Failed to retry: [kubernetes_cluster-kube-system-2020-03-27, RemoteTransportException[[v4m-es-data-2][10.254.5.253:9300][indices:data/write/bulk[s]]]; nested: RemoteTransportException[[v4m-es-data-2][10.254.5.253:9300][indices:data/write/bulk[s][p]]]; nested: EsRejectedExecutionException[rejected execution of processing of [3086976][indices:data/write/bulk[s][p]]: request: BulkShardRequest [[.opendistro-ism-config][0]] containing [update {[.opendistro-ism-config][_doc][MJkR_h7-TaedLJIqWCuWGA], doc_as_upsert[false], doc[index {[.opendistro-ism-config][_doc][MJkR_h7-TaedLJIqWCuWGA], source[{"managed_index":{"last_updated_time":1585339823801,"enabled":true,"enabled_time":1585339823800}}]}], scripted_upsert[false], detect_noop[true]}], target allocation id: oBVL06_cTPKMGECPPq0dUQ, primary term: 4 on EsThreadPoolExecutor[name = v4m-es-data-2/write, queue capacity = 200, org.elasticsearch.common.util.concurrent.EsThreadPoolExecutor@44ed9f55[Running, pool size = 1, active threads = 1, queued tasks = 200, completed tasks = 1848255]]];]

I should also mention that Fluent Bit is experiencing problems communicating with Elasticsearch in this cluster as well. I see many messages in the Fluent Bit log about failed attempts to send data to ES although there are also many messages indicating Fluent Bit was eventually successful on the 2nd or 3rd attempt. I see no messages in the Elasticsearch logs that appear to correlate to the Fluent Bit activity. So, I’m not sure if the events are related or not. Coincidentally (or not?), things started going bad right around 8PM EDT which corresponds to midnight GMT/UTC…which I believe is when all of my date-based indexes “roll over”.
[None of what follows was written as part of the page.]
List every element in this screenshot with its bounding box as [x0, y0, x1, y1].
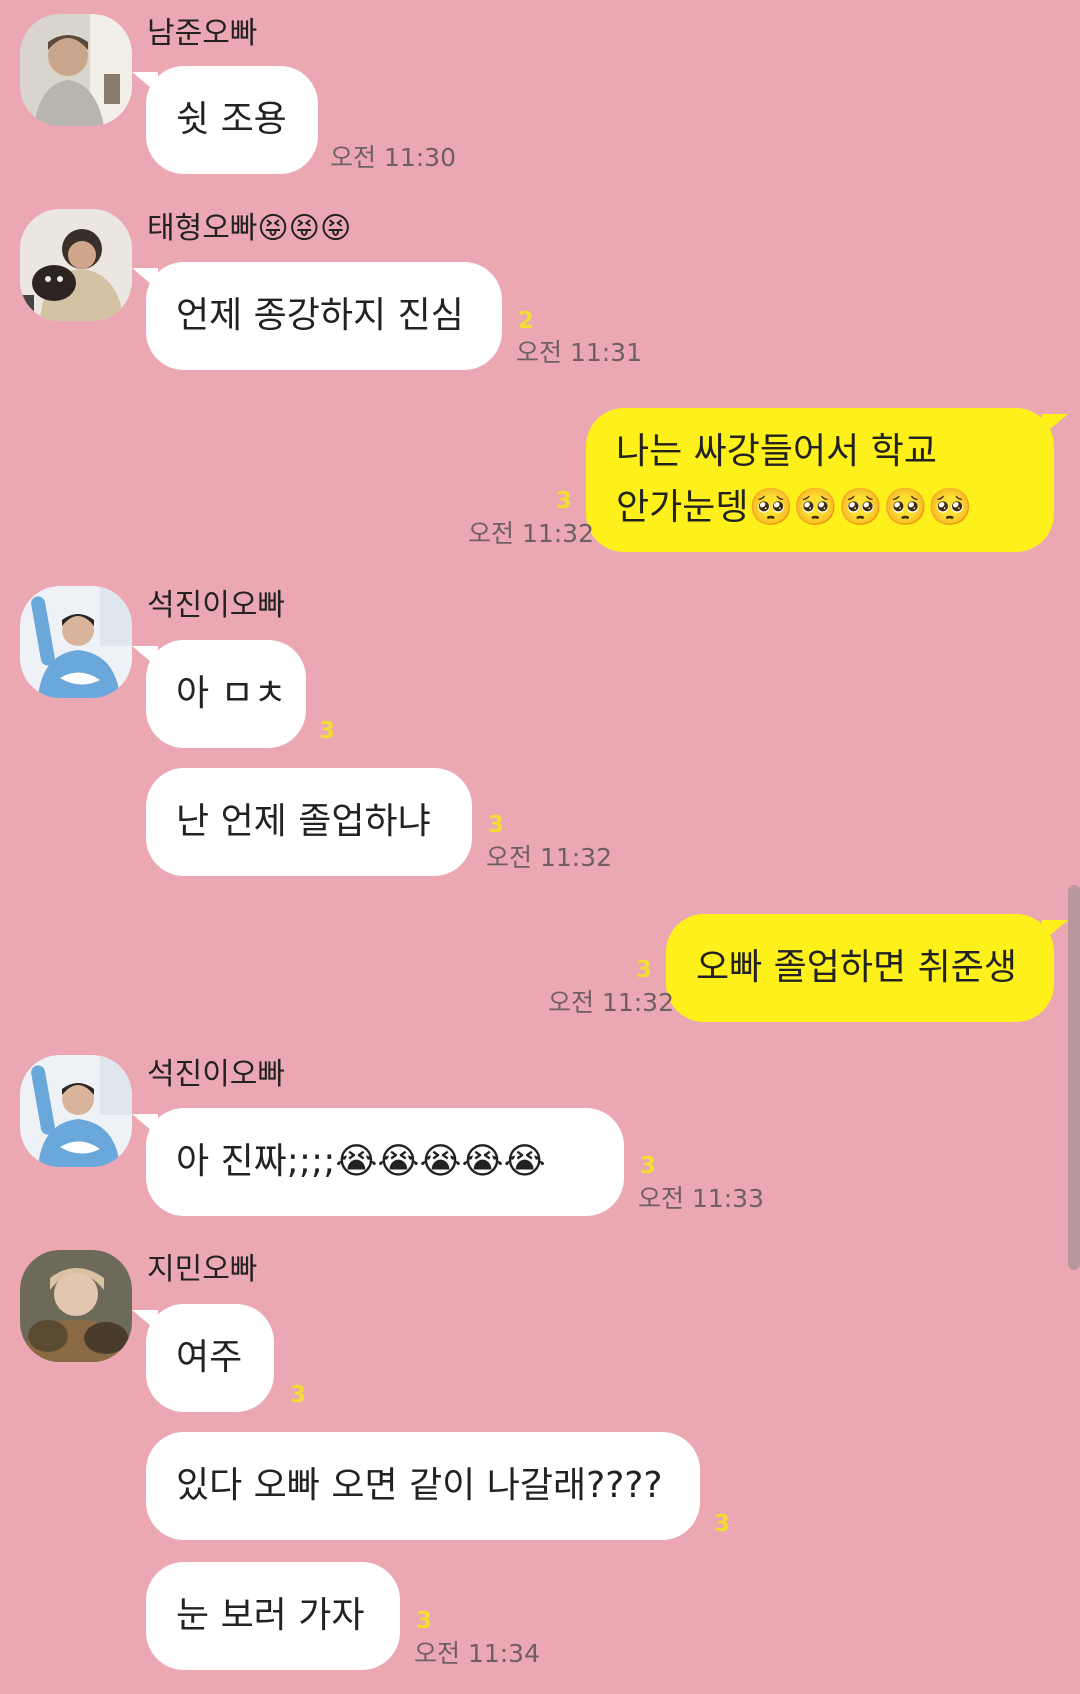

As things stand now, I don’t think the ES cluster is in a healthy state but I’d like to figure out why before I blindly redeploy everything the same way again. Any assistance is appreciated.

Upon further review, I discovered that there are frequent (~every second) “Exception during establishing a SSL connection: java.io.IOException: Connection reset by peer” messages coming from the 2 ES client instances in this cluster. I suspect those are responsible for (or another sign of) the communication problems reported by Fluent Bit. But, I’m still not sure if that’s at all related to the IM Policy retry failure or just a separate problem.

Hey @GSmith,

Haven’t seen the failed to retry issue before. Are you specifically using the Open Distro for Elasticsearch distribution or just the Index Management plugin by itself? You could try disabling the Index Management plugin and see if it’s contributing to these issues or not for starters. It definitely doesn’t do anything ~every second so it makes me think you’re running into some unrelated issues. And the retry failure seems like some issue with one of your threadpools possibly being full, I’m guessing it would go through once the queue cleared out a little.

@dbbaughe We’re using the whole Open Distro , not just the Index Management plugin. I suspect the two issue (Index Management and Connectivity) are unrelated but didn’t want to make too many assumptions. I’ll try to sort out disabling the plugin over the week-end to see the impact. Thanks.

This is due to your ES nodes being too busy (EsRejectedExecutionException, queued tasks = 200). The thread pool queue is at 200 with a limit of 200. The only way to fix it is to reduce your traffic, add more nodes, or increase your thread pool queues.

Thanks @adammike! Which type of ES nodes should I add? I’ve increased the number of “client” nodes from 2 to 3 and didn’t see any real impact. I also have 3 data nodes and 3 master nodes in the cluster as well. I am using a fairly small ingest pipeline splitting the incoming log messages based a field to direct the messages to different indexes.

indices:data/write/bulk indicates you should add data nodes.